Utang luar negeri swasta dipicu refinancing jelang kenaikan bunga The Fed



KONTAN.CO.ID - JAKARTA. Posisi utang luar negeri Indonesia per akhir November 2017 tercatat sebesar US$ 347,3 miliar. Angka itu tumbuh 9,1% year on year (YoY), lebih tinggi dari pertumbuhan bulan sebelumnya yang sebesar 4,8% YoY.

Berdasarkan data Bank Indonesia (BI), jumlah itu terdiri dari ULN sektor swasta yang tumbuh 4,2% YoY menjadi US$ 170,6 miliar, lebih tinggi dibanding pertumbuhan bulan sebelumnya yang hanya 1,3% YoY. Namun, kenaikan ini belum masih belum menandakan ekspansi sektor swasta.

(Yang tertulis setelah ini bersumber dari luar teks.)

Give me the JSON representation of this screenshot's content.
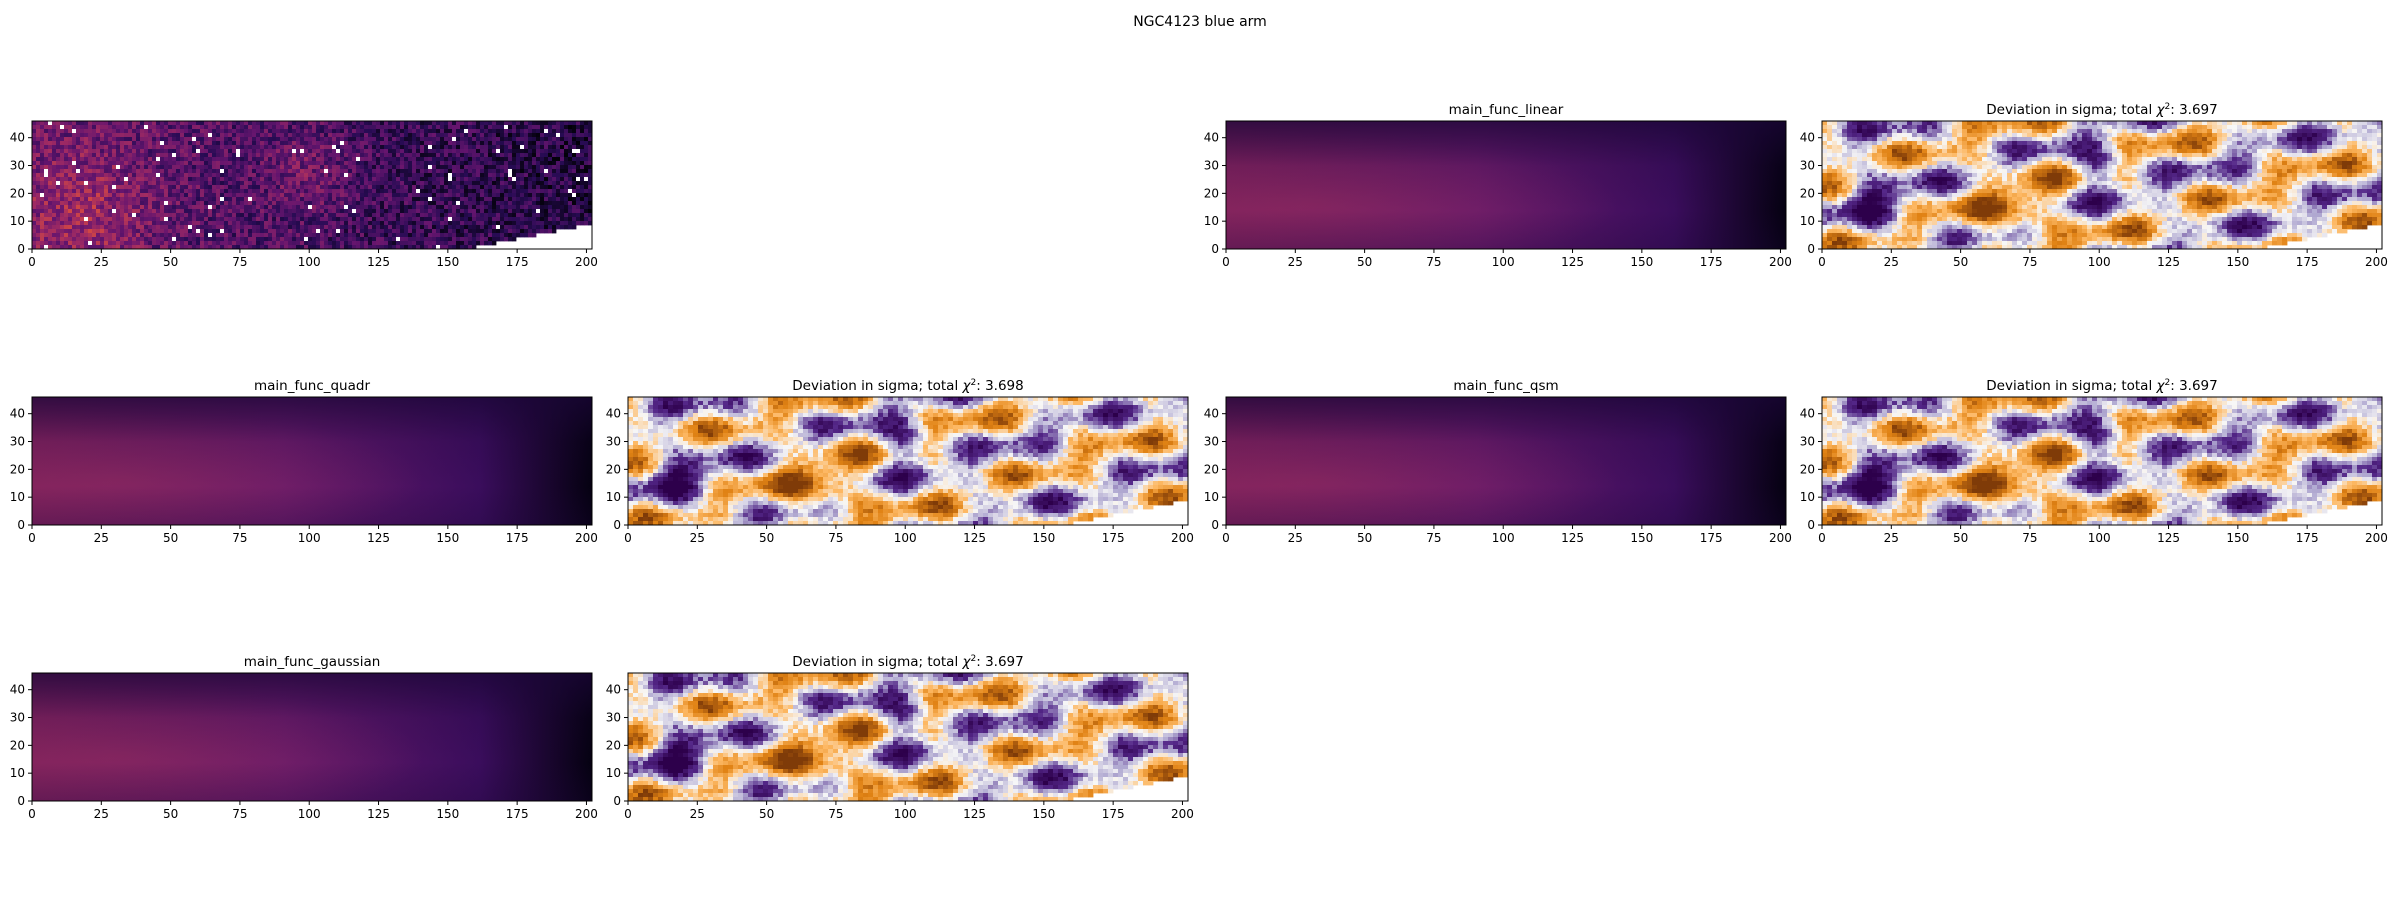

Ekonom Maybank Indonesia Juniman mengatakan, lebih tingginya pertumbuhan ULN swasta tersebut, masih digunakan swasta untuk melakukan refinancing. Utamanya, untuk membayar utang-utang terdahulu yang telah jatuh tempo berbunga tinggi.

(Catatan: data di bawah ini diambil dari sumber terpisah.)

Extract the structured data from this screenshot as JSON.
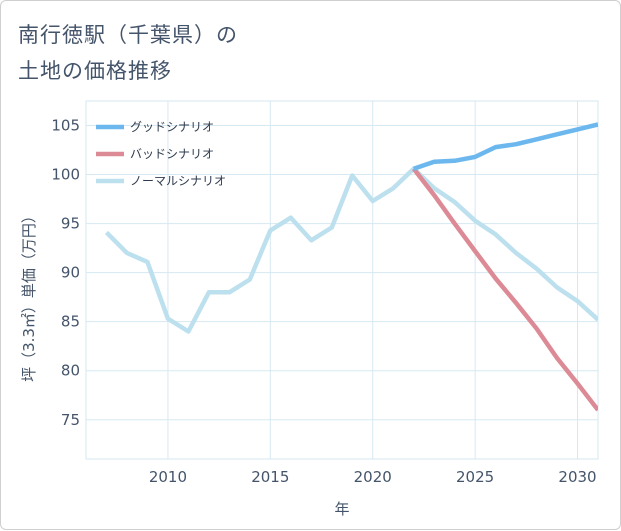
{
  "title": {
    "line1": "南行徳駅（千葉県）の",
    "line2": "土地の価格推移"
  },
  "colors": {
    "good": "#6cb8ee",
    "bad": "#dc8a95",
    "normal": "#bde0ee",
    "grid": "#d6e8f2",
    "text": "#44546a"
  },
  "chart_data": {
    "type": "line",
    "xlabel": "年",
    "ylabel": "坪（3.3㎡）単価（万円）",
    "xlim": [
      2006,
      2031
    ],
    "ylim": [
      71,
      107.5
    ],
    "x_ticks": [
      2010,
      2015,
      2020,
      2025,
      2030
    ],
    "y_ticks": [
      75,
      80,
      85,
      90,
      95,
      100,
      105
    ],
    "legend_position": "top-left",
    "series": [
      {
        "name": "グッドシナリオ",
        "key": "good",
        "x": [
          2022,
          2023,
          2024,
          2025,
          2026,
          2027,
          2028,
          2029,
          2030,
          2031
        ],
        "values": [
          100.6,
          101.3,
          101.4,
          101.8,
          102.8,
          103.1,
          103.6,
          104.1,
          104.6,
          105.1
        ]
      },
      {
        "name": "バッドシナリオ",
        "key": "bad",
        "x": [
          2022,
          2023,
          2024,
          2025,
          2026,
          2027,
          2028,
          2029,
          2030,
          2031
        ],
        "values": [
          100.6,
          97.9,
          95.0,
          92.2,
          89.4,
          86.9,
          84.3,
          81.3,
          78.7,
          76.0
        ]
      },
      {
        "name": "ノーマルシナリオ",
        "key": "normal",
        "x": [
          2007,
          2008,
          2009,
          2010,
          2011,
          2012,
          2013,
          2014,
          2015,
          2016,
          2017,
          2018,
          2019,
          2020,
          2021,
          2022,
          2023,
          2024,
          2025,
          2026,
          2027,
          2028,
          2029,
          2030,
          2031
        ],
        "values": [
          94.1,
          92.0,
          91.1,
          85.3,
          84.0,
          88.0,
          88.0,
          89.3,
          94.3,
          95.6,
          93.3,
          94.6,
          99.9,
          97.3,
          98.6,
          100.6,
          98.6,
          97.2,
          95.3,
          93.9,
          92.0,
          90.4,
          88.5,
          87.1,
          85.2
        ]
      }
    ]
  }
}
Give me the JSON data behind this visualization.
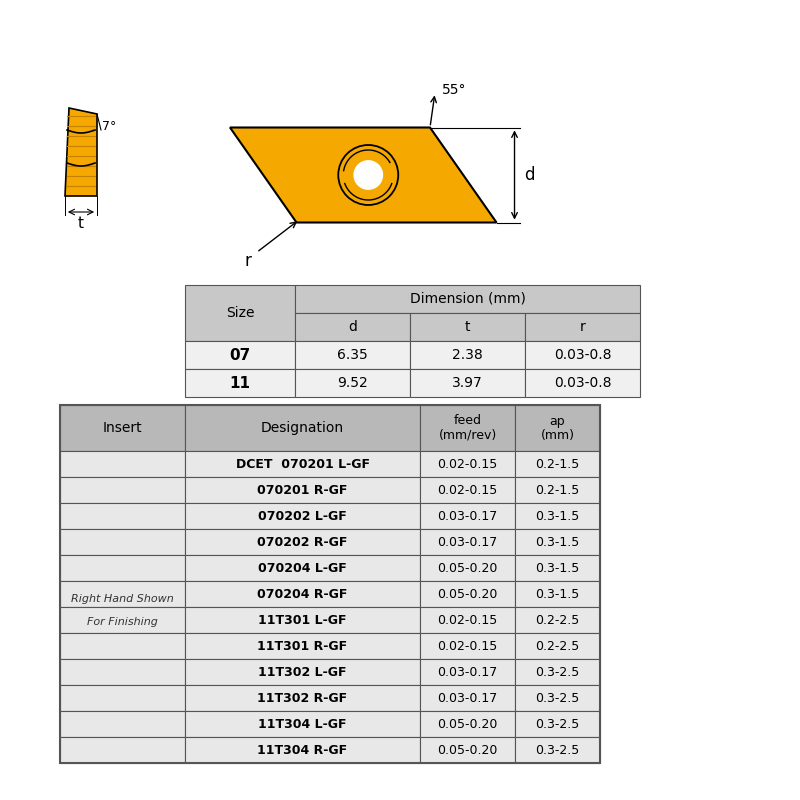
{
  "bg_color": "#ffffff",
  "dim_table": {
    "header_bg": "#c8c8c8",
    "row_bg": "#f0f0f0",
    "sizes": [
      "07",
      "11"
    ],
    "d_vals": [
      "6.35",
      "9.52"
    ],
    "t_vals": [
      "2.38",
      "3.97"
    ],
    "r_vals": [
      "0.03-0.8",
      "0.03-0.8"
    ]
  },
  "insert_table": {
    "header_bg": "#b8b8b8",
    "row_bg": "#e8e8e8",
    "designations": [
      [
        "DCET",
        "070201 L-GF"
      ],
      [
        "",
        "070201 R-GF"
      ],
      [
        "",
        "070202 L-GF"
      ],
      [
        "",
        "070202 R-GF"
      ],
      [
        "",
        "070204 L-GF"
      ],
      [
        "",
        "070204 R-GF"
      ],
      [
        "",
        "11T301 L-GF"
      ],
      [
        "",
        "11T301 R-GF"
      ],
      [
        "",
        "11T302 L-GF"
      ],
      [
        "",
        "11T302 R-GF"
      ],
      [
        "",
        "11T304 L-GF"
      ],
      [
        "",
        "11T304 R-GF"
      ]
    ],
    "feed_vals": [
      "0.02-0.15",
      "0.02-0.15",
      "0.03-0.17",
      "0.03-0.17",
      "0.05-0.20",
      "0.05-0.20",
      "0.02-0.15",
      "0.02-0.15",
      "0.03-0.17",
      "0.03-0.17",
      "0.05-0.20",
      "0.05-0.20"
    ],
    "ap_vals": [
      "0.2-1.5",
      "0.2-1.5",
      "0.3-1.5",
      "0.3-1.5",
      "0.3-1.5",
      "0.3-1.5",
      "0.2-2.5",
      "0.2-2.5",
      "0.3-2.5",
      "0.3-2.5",
      "0.3-2.5",
      "0.3-2.5"
    ]
  },
  "yellow": "#F5A800",
  "silver": "#a0a8b0",
  "silver_dark": "#707880"
}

"ULN yang naik di sektor keuangan dan sektor lainnya. Pertambangan masih negatif. Karena mereka belum ekspansi usaha, lebih banyak refinancing," kata Juniman kepada KONTAN, Selasa (16/1).

Menilik data BI, sebagian besar ULN swasta memang digunakan untuk modal kerja, yaitu sebesar US$ 55,37 miliar. Sementara untuk refinancing sebesar US$ 20,45 miliar. Namun, ULN untuk modal kerja tersebut turun 3,69% YoY. Sementara ULN untuk refinancing naik 38,08% YoY.

Juniman juga mengatakan, refinancing dilakukan sektor swasta sebagai antisipasi kenaikan The Fed di Desember 2017 dan kenaikan The Fed di tahun ini. "Kenaikan The Fed membuat suku bunga dari loan juga akan naik dalam mata uang asing. Memang utang swasta biasanya naik sebelum kenaikan The Fed," tambahnya.

Meski tak terus menerus melakukan refinancing, ia memperkirakan ULN swasta belum akan naik cepat di tahun ini, khususnya importir. Penyebabnya, mereka masih wait and see karena pengaruh banyaknya kegiatan di 2018, seperti pemilihan kepala daerah (pilkada), kampanye pemilihan presiden (pilpres), Asian Games, dan pertemuan IMF-World Bank.

Sementara eksportir, diperkirakan akan melakukan ekspansi tetapi terbatas karena melambatnya kenaikan harga komoditas. Ekspansi ini, sejalan dengan pertumbuhan ekonomi global yang diperkirakan lebih kuat.